At Taramea I stand chest deep in scrub and contemplate the surroundings. Down ridge is pt 730 and the limit of my travel last night - looking at the scrub it was a good call to exit to the stream - it would have been hours of pitch black misery to come up here. I find out later that Taramea is the name of wild spaniard - fortunately I did not have to contend with that as well (I assume it used to be plentiful here but the regenerating scrub may have out competed it).

Taramea
I make slightly better route choices on the way back to the track but it's still hard going. Eventually popping out pretty much bang on where the track from the hut hangs a right (south) to skirt below the ridge - leaving the swathe of the old track that follows the crest. It's 0935.

It's a quick zip around to pt 853, the map shows the track running over the knob - but it doesn't, and so the next round of scrub bashing starts.

The map shows a gentle descent to a saddle then a climb to Peak. I'm not even half way down to the saddle when it becomes clear (once again) that I will not be making my deadline if I have to bash through this stuff all the way to Peak and over (I'm supposed to be helping the parents shift in Tawa at 4pm). 

A deer bounds over the scrub about 50m ahead before stopping to check me out - once still, it merges into the landscape, becoming invisible. If I had a gun I would probably shoot it purely out of spite for the ease with which it negotiates this horrific vegetation.

My bail out plan is to drop into the stream running north east from the saddle (well, it worked last night didn't it!). Once again, the scrub band runs a long way down the slope and there's a lot of swearing required before I finally can duck beneath the canopy. It takes a bit of compass work and casting about to find pt 640 (there is no way I'm leaving that as an orphan). When I finally get on to it, the spur is well formed with reasonably open forest. Trails come and go but no real evidence that any are from human traffic.
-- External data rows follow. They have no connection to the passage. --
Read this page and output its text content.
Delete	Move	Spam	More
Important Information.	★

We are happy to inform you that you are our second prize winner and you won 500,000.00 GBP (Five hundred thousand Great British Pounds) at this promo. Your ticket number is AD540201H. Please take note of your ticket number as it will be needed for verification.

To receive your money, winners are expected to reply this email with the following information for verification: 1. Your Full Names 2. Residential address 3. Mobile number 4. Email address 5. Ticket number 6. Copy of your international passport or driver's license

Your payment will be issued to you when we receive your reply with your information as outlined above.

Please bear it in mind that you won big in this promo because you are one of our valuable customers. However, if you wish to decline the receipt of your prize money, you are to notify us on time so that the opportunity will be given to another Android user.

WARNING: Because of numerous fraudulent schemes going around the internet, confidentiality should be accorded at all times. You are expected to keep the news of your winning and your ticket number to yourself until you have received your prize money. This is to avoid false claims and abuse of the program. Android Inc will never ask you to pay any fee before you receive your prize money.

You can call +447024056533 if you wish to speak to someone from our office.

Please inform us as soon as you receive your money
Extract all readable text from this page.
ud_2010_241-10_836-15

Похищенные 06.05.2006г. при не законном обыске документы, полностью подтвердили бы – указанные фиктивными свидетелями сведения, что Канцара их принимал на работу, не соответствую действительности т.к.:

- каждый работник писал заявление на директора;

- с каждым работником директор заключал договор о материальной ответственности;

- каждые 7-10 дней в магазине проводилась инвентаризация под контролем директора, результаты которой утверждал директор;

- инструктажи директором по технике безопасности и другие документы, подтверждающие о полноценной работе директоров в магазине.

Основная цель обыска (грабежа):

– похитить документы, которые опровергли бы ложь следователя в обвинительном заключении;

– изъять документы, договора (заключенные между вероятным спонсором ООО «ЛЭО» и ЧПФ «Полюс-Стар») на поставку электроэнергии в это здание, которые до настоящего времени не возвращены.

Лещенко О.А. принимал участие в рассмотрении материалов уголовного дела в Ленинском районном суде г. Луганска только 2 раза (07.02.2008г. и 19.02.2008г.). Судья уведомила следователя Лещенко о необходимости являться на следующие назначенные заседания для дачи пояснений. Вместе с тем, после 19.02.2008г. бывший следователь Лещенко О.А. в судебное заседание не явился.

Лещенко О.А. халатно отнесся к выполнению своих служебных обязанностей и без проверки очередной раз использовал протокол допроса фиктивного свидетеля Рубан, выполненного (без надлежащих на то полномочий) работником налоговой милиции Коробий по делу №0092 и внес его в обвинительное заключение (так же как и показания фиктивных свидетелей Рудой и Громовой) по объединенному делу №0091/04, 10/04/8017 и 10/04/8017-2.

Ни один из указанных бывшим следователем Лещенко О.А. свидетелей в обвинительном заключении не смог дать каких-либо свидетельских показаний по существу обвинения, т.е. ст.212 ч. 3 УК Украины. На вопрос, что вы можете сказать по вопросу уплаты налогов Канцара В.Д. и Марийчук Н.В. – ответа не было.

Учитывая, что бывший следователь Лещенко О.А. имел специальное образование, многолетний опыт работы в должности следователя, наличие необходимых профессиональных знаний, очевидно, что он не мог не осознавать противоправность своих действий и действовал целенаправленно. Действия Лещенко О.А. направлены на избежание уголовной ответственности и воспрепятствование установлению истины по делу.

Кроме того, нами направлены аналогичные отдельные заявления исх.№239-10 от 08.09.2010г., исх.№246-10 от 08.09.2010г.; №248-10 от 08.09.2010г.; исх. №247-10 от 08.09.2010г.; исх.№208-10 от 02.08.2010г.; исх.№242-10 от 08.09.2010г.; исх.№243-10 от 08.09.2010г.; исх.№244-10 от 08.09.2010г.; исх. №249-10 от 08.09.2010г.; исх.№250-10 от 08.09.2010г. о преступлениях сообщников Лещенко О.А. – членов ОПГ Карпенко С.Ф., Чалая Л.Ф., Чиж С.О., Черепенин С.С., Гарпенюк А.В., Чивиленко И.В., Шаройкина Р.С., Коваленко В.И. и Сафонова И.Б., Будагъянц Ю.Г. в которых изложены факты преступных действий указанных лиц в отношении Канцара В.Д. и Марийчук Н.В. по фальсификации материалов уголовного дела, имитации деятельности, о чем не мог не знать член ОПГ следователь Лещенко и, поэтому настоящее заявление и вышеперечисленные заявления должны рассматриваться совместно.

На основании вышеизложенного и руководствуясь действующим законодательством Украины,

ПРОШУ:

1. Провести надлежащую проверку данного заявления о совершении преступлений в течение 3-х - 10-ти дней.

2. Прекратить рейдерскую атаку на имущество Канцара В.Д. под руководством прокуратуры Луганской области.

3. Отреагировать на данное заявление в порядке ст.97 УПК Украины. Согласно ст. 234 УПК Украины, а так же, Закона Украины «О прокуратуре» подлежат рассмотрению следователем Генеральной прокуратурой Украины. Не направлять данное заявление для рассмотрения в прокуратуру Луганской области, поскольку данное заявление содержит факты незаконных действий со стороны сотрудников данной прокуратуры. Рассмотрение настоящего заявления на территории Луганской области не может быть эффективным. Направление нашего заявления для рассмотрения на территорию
The spur pops me into a clearing that gives quick access to the lower slopes and a last bit of a scramble down to the stream. It's a good size here and the valley is surprisingly wide and not gorgy. It's mostly scrub so feels open. At 12.45 it's touch and go to get out and to Tawa by 1600.

As I potter downstream it starts to rain and the river stones get decidedly slippery. The stream is quite navigable although the force of the water increases with each side stream.

As always the travel is slow and it takes longer than you expect to travel the distance on the map. Towards the bottom the valley narrows and the sides steepen and become more forested - at one point a steep spur in the rain and mist looks like something from Te Urewera.

The stream becomes more gorgy requiring a few sidles and occasionally a wet midriff. It's better than I had feared but the curved wooden bridge is a welcome sight about an hour after leaving the spur.


Signs of civilisation

It takes half an hour to whistle back along the track to the dam with the river on the right looking even more river like than yesterday.


I'm still finding the flood way a novelty

Wet kit and pack are quickly relegated to rubbish bags in the boot and I'm soon heading for Tawa (arriving about 1610 so how's that for timing?!).

Post Script

10 spot-heights knocked off, legs and hands covered in scratches, and numerous bruises. Not quite the haul I had in mind but not bad. The cold southerly front was relatively benign saving it's most savage efforts for the dead of night.

My best advice is that if you have to travel in these parts - stick to the stream beds or study the vegetation carefully before choosing a ridge or spur.